The pre-employment screening usually works, Ms. Brown says, but Zappos decided to start the Offer during a period of intense hiring three years ago. The company, based in the Las Vegas area, has grown from 700 employees in 2006 to about 1,600 today.

"We were starting to grow really fast, and we were noticing that not everyone that came in was the right fit," Ms. Brown says.

It's easy enough to preserve a fun, quirky culture when a few dozen people are working closely with the founder. It gets harder as a company gets bigger.

As senior vice-president of mergers and acquisitions for Toronto-based tech firm Softchoice, Nick Foster spends a lot of his time thinking about culture. The company, named one of the Top 50 workplaces by Canada's Great Place To Work Institute, recently expanded from 600 to 1,000 employees, in part because of three acquisitions in the past three months. As a sort of shorthand, Mr. Foster sometimes tells people, "We're a dog company" - employees bring their pooches to work, provided they are well-behaved.

"Our founder would say, 'It's really not about the dogs; it's a visual clue that we're not a normal company,' " Mr. Foster explains.

Softchoice recently bought a 60-person company in St. Louis, Mo., that Mr. Foster describes as founder-led: Everyone looked to the big boss for guidance, and no one could really do anything until he signed off on an idea.
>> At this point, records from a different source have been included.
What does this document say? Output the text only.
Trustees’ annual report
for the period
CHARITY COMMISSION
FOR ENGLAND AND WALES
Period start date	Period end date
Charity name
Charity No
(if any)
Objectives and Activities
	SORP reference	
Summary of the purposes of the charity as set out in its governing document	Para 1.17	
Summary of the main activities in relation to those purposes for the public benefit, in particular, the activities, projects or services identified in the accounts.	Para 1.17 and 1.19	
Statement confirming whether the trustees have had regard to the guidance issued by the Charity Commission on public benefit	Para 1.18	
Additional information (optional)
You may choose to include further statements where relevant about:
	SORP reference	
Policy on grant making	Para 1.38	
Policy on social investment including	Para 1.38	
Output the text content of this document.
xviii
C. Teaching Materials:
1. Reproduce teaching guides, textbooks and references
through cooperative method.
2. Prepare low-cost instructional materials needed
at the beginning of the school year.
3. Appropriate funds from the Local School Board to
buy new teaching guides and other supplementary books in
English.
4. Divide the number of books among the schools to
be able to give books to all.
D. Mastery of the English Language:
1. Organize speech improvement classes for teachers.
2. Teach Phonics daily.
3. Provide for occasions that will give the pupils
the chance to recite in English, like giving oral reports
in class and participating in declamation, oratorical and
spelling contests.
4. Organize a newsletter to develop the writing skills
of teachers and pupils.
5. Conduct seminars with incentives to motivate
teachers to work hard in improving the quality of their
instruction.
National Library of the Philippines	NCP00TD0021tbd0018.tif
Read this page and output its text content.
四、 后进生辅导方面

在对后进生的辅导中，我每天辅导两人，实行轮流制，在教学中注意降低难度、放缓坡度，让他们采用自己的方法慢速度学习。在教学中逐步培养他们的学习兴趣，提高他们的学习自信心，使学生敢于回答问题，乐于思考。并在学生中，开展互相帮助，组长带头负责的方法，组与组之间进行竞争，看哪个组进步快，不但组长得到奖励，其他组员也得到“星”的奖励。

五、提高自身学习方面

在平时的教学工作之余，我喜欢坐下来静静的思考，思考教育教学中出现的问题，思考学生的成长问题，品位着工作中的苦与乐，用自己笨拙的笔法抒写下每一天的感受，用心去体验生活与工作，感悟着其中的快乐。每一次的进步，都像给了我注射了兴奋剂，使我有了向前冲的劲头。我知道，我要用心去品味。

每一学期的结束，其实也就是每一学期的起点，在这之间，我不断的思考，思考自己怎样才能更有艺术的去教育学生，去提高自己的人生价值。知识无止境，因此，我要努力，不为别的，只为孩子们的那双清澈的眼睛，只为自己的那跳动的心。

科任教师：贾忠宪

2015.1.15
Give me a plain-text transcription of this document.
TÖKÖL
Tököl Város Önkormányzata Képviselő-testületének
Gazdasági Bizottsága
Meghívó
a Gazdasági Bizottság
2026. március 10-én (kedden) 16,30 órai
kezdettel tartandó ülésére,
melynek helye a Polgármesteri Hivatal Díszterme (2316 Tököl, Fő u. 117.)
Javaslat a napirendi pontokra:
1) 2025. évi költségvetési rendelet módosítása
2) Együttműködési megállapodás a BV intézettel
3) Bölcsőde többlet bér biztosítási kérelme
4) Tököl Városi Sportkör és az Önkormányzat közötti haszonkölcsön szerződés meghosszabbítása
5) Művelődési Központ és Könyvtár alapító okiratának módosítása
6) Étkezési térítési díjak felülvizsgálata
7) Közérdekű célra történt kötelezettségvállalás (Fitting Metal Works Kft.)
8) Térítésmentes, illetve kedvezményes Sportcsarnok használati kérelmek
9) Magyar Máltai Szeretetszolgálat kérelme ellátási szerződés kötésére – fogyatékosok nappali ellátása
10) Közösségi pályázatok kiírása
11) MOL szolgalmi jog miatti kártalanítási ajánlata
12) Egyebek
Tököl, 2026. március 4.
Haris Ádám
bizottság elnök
"The culture at Softchoice is more pro-active," he says. For example, when employees at the newly acquired company asked what they should do about their vacation time, Mr. Foster told them, "I don't know, I trust you to figure it out. ...

"They looked at me as if I had three heads," he says.

Assimilating new people into the company culture is important, Mr. Foster says, because culture is really about how stuff gets done. Do you send an e-mail directly to the vice-president, or do you go through the chain of command? Do you check in with your boss every day, or work on your own?

When employees don't fit in, Mr. Foster says, "It makes people feel really crummy about going to work. They feel, 'Ah, I don't get it.' "

Softchoice has considered instituting something like the Zappos' Offer, but so far has no plans to do so, preferring instead to concentrate on training and development.

"It's sort of interesting," Mr. Foster says. "It's a wonderful way for them to ask people if they are committed."